2. Killing the Swine → Abundance of Liberation from Evil
The hadith says Jesus will “kill the swine.” In the Gospels, swine appear once — when Jesus casts a legion of demons into a herd of pigs, and they perish:
- “He said to him, ‘Come out of this man, you impure spirit!’ … He gave them permission, and the impure spirits came out and went into the pigs. The herd … rushed down the steep bank into the lake and were drowned.” (Mark 5:8, 13)
Here, “swine killed” becomes a symbol of exorcism in abundance. No demon, however many, is left to torment. Jesus’ second coming continues his first mission: abundant freedom from evil powers.
3. Abolishing the Jizyah → Abundance of Provision
The hadith next says Jesus will “abolish the jizyah” (the tax levied on non-Muslim subjects).
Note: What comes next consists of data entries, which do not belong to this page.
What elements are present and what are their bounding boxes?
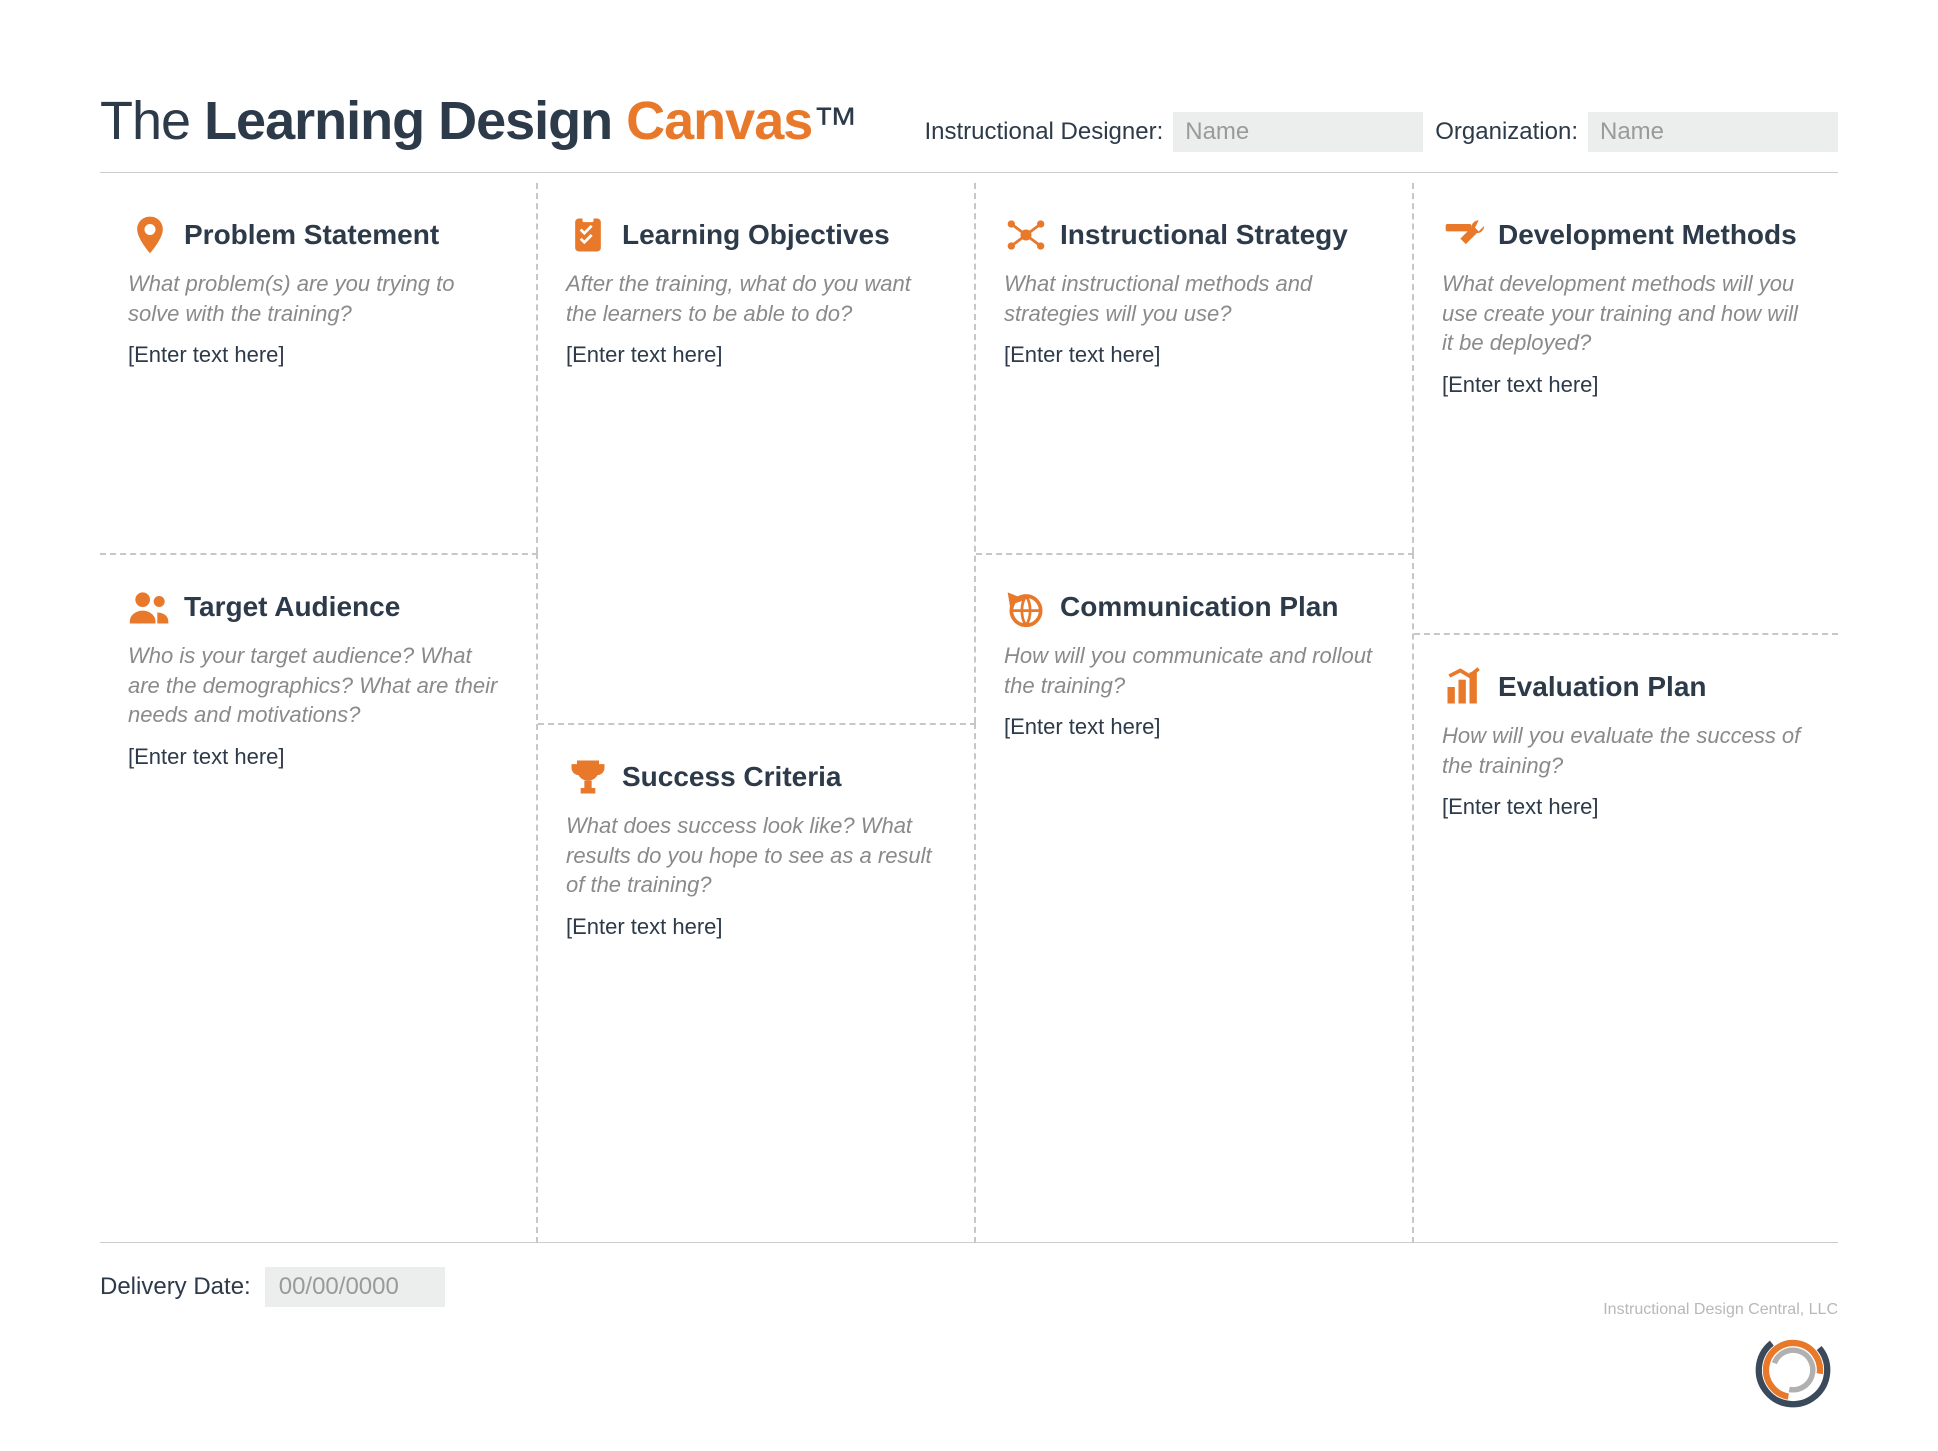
designer-input[interactable]: Name (1173, 112, 1423, 152)
cell-prompt: Who is your target audience? What are th… (128, 641, 508, 730)
delivery-date-input[interactable]: 00/00/0000 (265, 1267, 445, 1307)
cell-title: Development Methods (1498, 219, 1797, 251)
org-input[interactable]: Name (1588, 112, 1838, 152)
designer-label: Instructional Designer: (924, 118, 1163, 146)
cell-entry[interactable]: [Enter text here] (1004, 714, 1384, 740)
page-title: The Learning Design Canvas™ (100, 90, 857, 152)
cell-title: Target Audience (184, 591, 400, 623)
cell-prompt: What instructional methods and strategie… (1004, 269, 1384, 328)
cell-entry[interactable]: [Enter text here] (1442, 794, 1810, 820)
cell-prompt: How will you evaluate the success of the… (1442, 721, 1810, 780)
bar-chart-icon (1442, 665, 1486, 709)
header: The Learning Design Canvas™ Instructiona… (100, 90, 1838, 173)
cell-prompt: How will you communicate and rollout the… (1004, 641, 1384, 700)
title-trademark: ™ (812, 97, 857, 149)
cell-title: Evaluation Plan (1498, 671, 1707, 703)
cell-title: Problem Statement (184, 219, 439, 251)
title-accent: Canvas (626, 91, 812, 151)
delivery-label: Delivery Date: (100, 1273, 251, 1301)
header-meta: Instructional Designer: Name Organizatio… (887, 112, 1838, 152)
cell-entry[interactable]: [Enter text here] (1442, 372, 1810, 398)
canvas-grid: Problem Statement What problem(s) are yo… (100, 183, 1838, 1243)
cell-title: Success Criteria (622, 761, 841, 793)
copyright-text: Instructional Design Central, LLC (1603, 1301, 1838, 1319)
cell-prompt: What development methods will you use cr… (1442, 269, 1810, 358)
cell-title: Learning Objectives (622, 219, 890, 251)
network-icon (1004, 213, 1048, 257)
tools-icon (1442, 213, 1486, 257)
cell-development-methods: Development Methods What development met… (1414, 183, 1838, 633)
cell-success-criteria: Success Criteria What does success look … (538, 723, 976, 1243)
title-mid: Learning Design (204, 91, 626, 151)
cell-problem-statement: Problem Statement What problem(s) are yo… (100, 183, 538, 553)
cell-evaluation-plan: Evaluation Plan How will you evaluate th… (1414, 633, 1838, 1243)
cell-instructional-strategy: Instructional Strategy What instructiona… (976, 183, 1414, 553)
footer-right: Instructional Design Central, LLC (1603, 1301, 1838, 1415)
delivery-group: Delivery Date: 00/00/0000 (100, 1267, 445, 1307)
trophy-icon (566, 755, 610, 799)
cell-entry[interactable]: [Enter text here] (566, 342, 946, 368)
cell-learning-objectives: Learning Objectives After the training, … (538, 183, 976, 723)
map-pin-icon (128, 213, 172, 257)
cell-entry[interactable]: [Enter text here] (128, 744, 508, 770)
company-logo-icon (1748, 1325, 1838, 1415)
cell-prompt: What does success look like? What result… (566, 811, 946, 900)
cell-communication-plan: Communication Plan How will you communic… (976, 553, 1414, 1243)
title-pre: The (100, 91, 204, 151)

Instead of reading this as mere legal reform, it may be linked to Jesus’ miracles of provision, where material supply was so abundant that taxation itself seemed absurd:
- “Taking the five loaves and the two fish … they all ate and were satisfied, and the disciples picked up twelve basketfuls of broken pieces.” (Matthew 14:19–20)
- “Go to the lake and throw out your line. Take the first fish you catch; open its mouth and you will find a four-drachma coin. Take it and give it to them for my tax and yours.” (Matthew 17:27)
In both feeding and coin-from-fish, Jesus mocks the very anxiety of scarcity. If wealth flows like sand, taxation is irrelevant. “Abolishing jizyah” thus echoes the abundance of provision in his first mission.
4. Climactic Statement: Wealth Overflows Until Worthless
Finally, the hadith climaxes: “Wealth will pour forth until no one accepts it.” This is not a new point but the summary of the previous three. The one who healed abundantly, liberated abundantly, and provided abundantly now reigns in an age where material wealth loses all value compared to devotion:
- “Do not store up for yourselves treasures on earth … But store up for yourselves treasures in heaven … For where your treasure is, there your heart will be also.” (Matthew 6:19–21)
The hadith concludes with the same principle: “One prostration will be better than the world and everything in it.”
Conclusion
Seen through this lens, the hadith does not present four disconnected signs, but a coherent portrait of Jesus’ abundant ministry renewed:
- Cross broken → abundant healing.
- Swine killed → abundant liberation.
- Jizyah abolished → abundant provision.
- Wealth overflows → the atmosphere of abundance, in which only worship holds true value.